Pedro del Hierro reivindica la contemplación y el legado artesanal en su nueva colección ‘Hanami’
La firma Pedro del Hierro ha presentado su colección Primavera/Verano 2027, titulada ‘Hanami’, en el marco de la 84ª edición de la Mercedes-Benz Fashion Week Madrid (MBFWM). Los directores creativos de la marca, Nacho Aguayo y Álex Miralles, han articulado una propuesta inspirada en la tradición japonesa de contemplar la floración, utilizando el concepto del tiempo como un eje vertebrador frente a la inmediatez de la industria actual. El desfile, celebrado en el Invernadero del Palacio de Cristal de Arganzuela, simboliza un encuentro cultural entre Oriente y Occidente.
La colección se distingue por la convergencia de siluetas fluidas y volúmenes envolventes que conviven con una sastrería renovada. Una de las particularidades técnicas de esta temporada es la unificación de criterios entre las líneas de hombre y mujer; según los directores creativos, ambas divisiones comparten aproximadamente el 90% de los patrones y tejidos. Esta estrategia permite una interpretación dual de las prendas, manteniendo una coherencia estética que refuerza la identidad visual de la casa fundada en 1974.
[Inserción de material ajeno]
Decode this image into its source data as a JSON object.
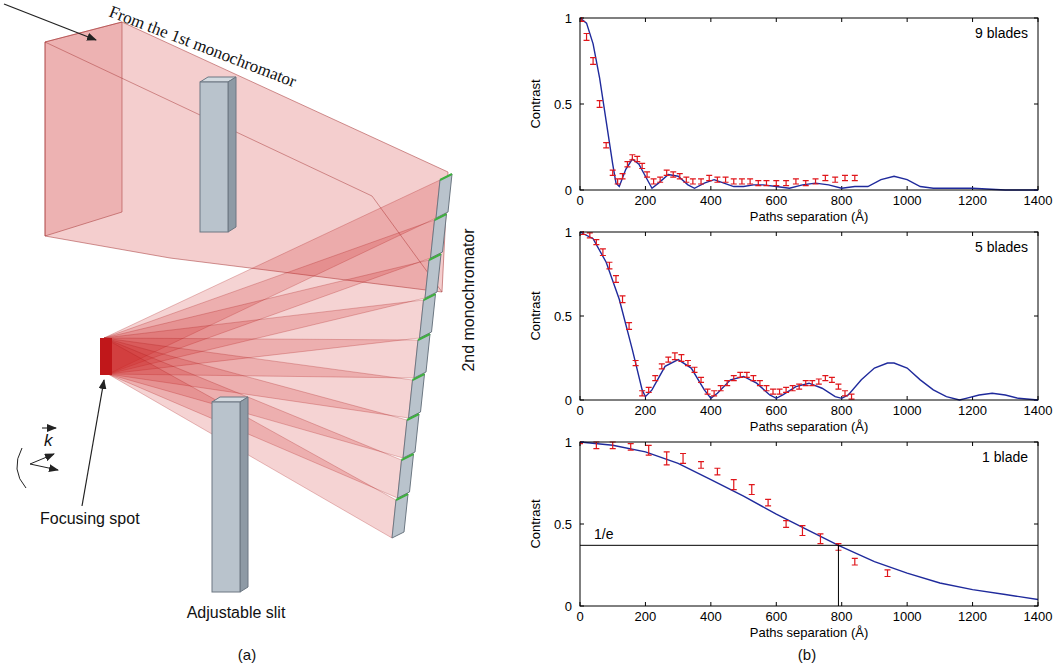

En cuanto a la materialidad y el diseño, ‘Hanami’ integra elementos históricos del imaginario de Pedro del Hierro, como los efectos metalizados y los plisados. La paleta cromática transita desde tonos neutros hasta colores vibrantes, aplicados sobre tejidos que buscan el equilibrio entre la calidad de la materia prima y el rigor en la confección. Los diseñadores han subrayado la importancia de la ejecución técnica, señalando que una buena construcción es esencial para dotar de valor a cualquier propuesta textil.
La propuesta también aborda la funcionalidad comercial de la firma, diseñada para cubrir las necesidades del cliente en diversos contextos horarios. Aguayo y Miralles han defendido la coexistencia de colecciones comerciales de continuidad con piezas más experimentales destinadas a la pasarela. Este enfoque busca preservar la «atemporalidad» de la marca en un mercado global marcado por ciclos de consumo cada vez más breves y cambios constantes en las direcciones creativas internacionales.
Finalmente, los responsables creativos han reflexionado sobre la situación actual del sector de la moda y la rotación de liderazgos en las grandes firmas. Para la dirección de Pedro del Hierro, la clave de la permanencia reside en el respeto a la personalidad de la marca y en la lealtad a la base de clientes. En este sentido, la colección se posiciona como un ejercicio de continuidad del legado del fundador, adaptando códigos clásicos —como el esmoquin o los cortes de sastrería de los años 50 y 90— a las demandas contemporáneas del diseño de autor.